Dîn ü devlet uğrunda çalışanları iki cihânda azîz eyle. Hükûmet-i cumhûriyyemizi umûr-i hayriyyelerinde muvaffakun-bi'l-hayr eyle. Ordularımızı dâimâ havada karada denizde mansûr u muzaffer, düşmanlarımızı makhûr u tedmîr ü perîşân, her hâlde ordularımızı "ve yensurakallahu nasran azîzâ" sırrına mazhar eyle. Ehl-i islâmı şâd eyle. Âsî olan Ümmet-i Muhammed'i ıslâh eyle. Buradan dağılmadan duâlarımızı kabûl eyelyüp, mağfûrîn zümresine bizleri ilhâk eyleyip şâd eyle.
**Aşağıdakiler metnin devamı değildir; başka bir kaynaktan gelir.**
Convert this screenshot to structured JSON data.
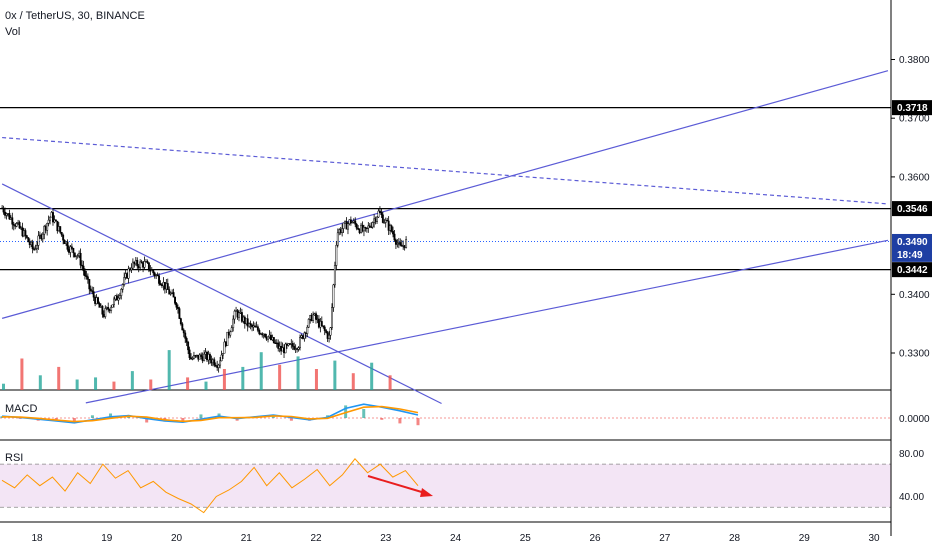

Analarımıza babalarımıza rahmet, hastalarımıza şifâ, derdlilerimize devâ, nâ-murâd olanları ber-murâd, nâşâd olan Ümmet-i Muhammed'i karîben şâdân u handân eyle. Duâlarımızı her hâlde, ism-i a'zamın hürmetine, Tâhâ ve Yâsîn hürmetine ve Âl-i Yâsîn hürmetine, Kâf-Hâ-Yâ-Ayn-Sad, Hâ-Mîm, Ayn-Sin-Kâf izzetine, "ve ilâhüküm ilâhün vâhid lâ ilâhe illâ hüve'r-rahmânü'r-rahîm" izzetine, "Elif-Lâm-Mîm, Allahu lâ ilâhe illâ hüve'l-hayyü'l-kayyûm" ve "Aneti'l vücûhi li'l-hayyi'l-kayyûm" hürmetine, "Bismillahirrahmânirrahîm" hürmetine, "Bismillahirrahmânirrahîm" izzetine, "Bismillahirrahmânirrahîm" devletine, "Bismillahirrahmânirrahîm" kudretine, "Bismillahirrahmânirrahîm" kuvvetine, "Bismillahirrahmânirrahîm" lutfuna, "Bismillahirrahmânirrahîm"in ceberûtuna, "Bismillahirrahmânirrahîm"in celâline, "Bismillahirrahmânirrahîm"in cemâline, "Bismillahirrahmânirrahîm" esrârına duâmızı kabûl eyle.
Âmîn, bi hürmeti Tâhâ ve Yâsîn ve bi hürmeti Âl-i Yâsîn ve selâmün ale'l-mürselîn ve âlihim ve'l-hamdülillahi rabbi'l-âlemîn. Kabûl-i niyâz, El-Fâtiha.